La situation semblant bloquée sur le front occidental en ce début de 1915, le haut commandement allemand décide en effet de porter le principal effort vers l’Est où devrait se jouer le sort de la guerre. Alfred sait-il quelle est sa nouvelle destination? D’après la carte suivante, la troupe s’est mise en marche vers le nord-est, et c’est au soir d’une étape, le dimanche 24 avril 1915, qu’il annonce avoir traversé Liège par une vue des «Places Verte et Saint-Lambert» avec leurs voitures à bras, fiacres et tramways. Un tampon indique: «Aus militärischen Gründen verzögert» [retardé pour raisons militaires]. Aucune indication concernant la destination de ce mouvement, mais quatre jours plus tard parvient à Mulhouse un courrier dans lequel Alfred annonce qu’il est envoyé sur le front russe. En cours de route il envoie deux cartes, l’une de Duisburg, l’autre de Dirschau sur la Vistule (aujourd’hui Tczew en Pologne), qui parviennent à Mulhouse dès le 2 mai. Jean Obrecht commente: après 8 mois de combats contre les Français, Alfred va désormais être engagé, avec quelques concitoyens de sa compagnie, dans la lutte contre les Russes.

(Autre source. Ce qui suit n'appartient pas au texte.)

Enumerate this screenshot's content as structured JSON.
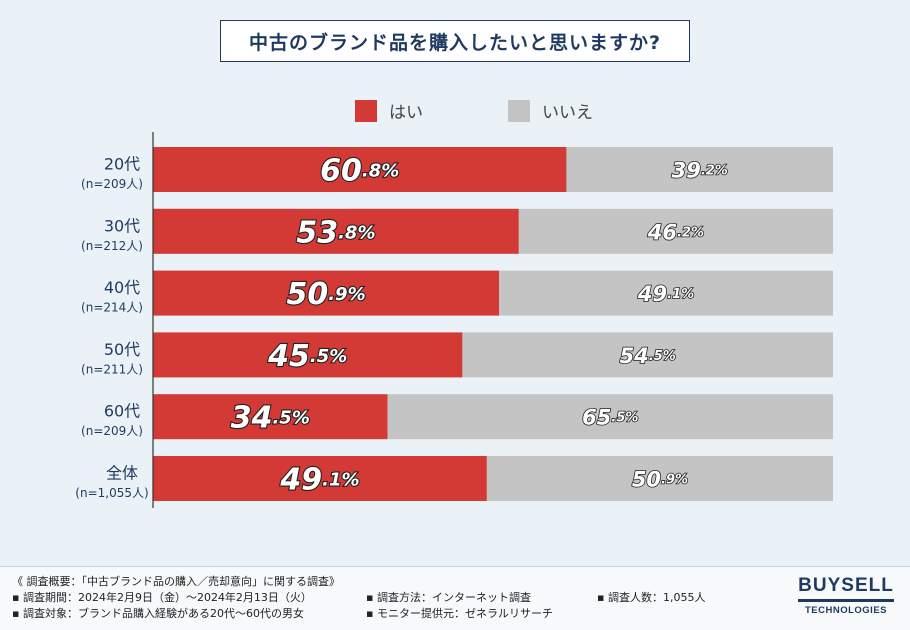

    C’est en effet dans une nouvelle unité qu’il est versé: au 44e régiment d’infanterie «Graf Dönhoff» - encore appelé 7e de Prusse orientale - 3e bataillon, 10e compagnie. Son régiment - au passé prestigieux - fait partie de la 2e division d’infanterie, intégrée dans le 1er corps d’armée du front Est. Le terme de «concitoyens» [Landsleute] semble indiquer qu’un certain nombre d’Alsaciens ont partagé le même sort. Ce n’est sans doute pas un hasard: le général Gaede était connu pour sa méfiance à l’égard des Alsaciens qu’il suspectait de francophilie et qu’il a fait transférer en nombre vers le front russe. Un camarade d'Alfred, rencontré à Mulhouse par Jean Obrecht, confirme qu'il n'y a plus que "quelques Alsaciens" dans leur ancien régiment. Cette «brimade» s’est d’ailleurs avérée être une chance relative, puisque ainsi ils ont pu échapper aux grands massacres du front Ouest où l’«armée Gaede» a, par exemple, été engagée dans la bataille de la Somme en juin 1916.

    La 10e compagnie du "Graf Dönhoff" en corvée d'eau   

     Tout au long de ce premier hiver Alfred a reçu au moins un colis par semaine, au contenu le plus divers. Il s’agissait principalement au début de «douceurs »: pâté de foie, miel, tabac, cognac, café. Progressivement le contenu se diversifie et comprend aussi des denrées alimentaires de base: beurre, sucre, fromage, salami, ou encore des objets utiles: semelles, chaussettes, gants, bougies, bretelles, poudre contre les poux. Un envoi, en février 1915, de pastilles, réglisse, menthe et bonnet semble spécialement destiné à la lutte contre le froid. Au contenu des paquets il apparaît qu'Alfred est grand amateur de ces cigares que son beau-père continuera à lui envoyer alors que les denrées alimentaires se feront de plus en plus rares. Dans cette première phase il reçoit aussi régulièrement des mandats (généralement 50 Marks) qui continuent après le transfert sur le front russe, alors que le courrier devient plus irrégulier. L’envoi de paquets s’interrompt même avant de reprendre en septembre 1915; les lettres mettent environ deux semaines pour parvenir à destination et, un jour, cinq lettres d’Alfred arrivent en même temps.

       Quelle est la situation sur le front russe en cette année 1915? En avril, les forces allemandes et autrichiennes lancent une offensive généralisée depuis la Baltique jusqu’en Ukraine. Si l’issue des combats est incertaine au Sud pour les Austro- hongrois, les troupes allemandes, appuyées par les renforts venus de l’Ouest, percent le front en Courlande, prenant Mitau/Jelgava en Lettonie. Au cours de l’été, les Russes sont contraints d’évacuer la Pologne, où Varsovie est prise le 5 août, et se replient sur une ligne qui, depuis le golfe de Riga, descend vers le sud en passant par Vilnius, que les Allemands prennent le 18 septembre. L’unité d’Alfred a été engagée dans cette offensive puisqu’à la date du 11 août on lit dans les Kriegserlebnisse: «Alfred muss wieder ins Feld» [Alfred doit retourner au combat]; le 24 août parvient une carte d’Ostrow/Ostrowo, ville de Pologne orientale - à l'époque prussienne - à l’est de Varsovie, qui confirme la présence du régiment dans la zone des combats.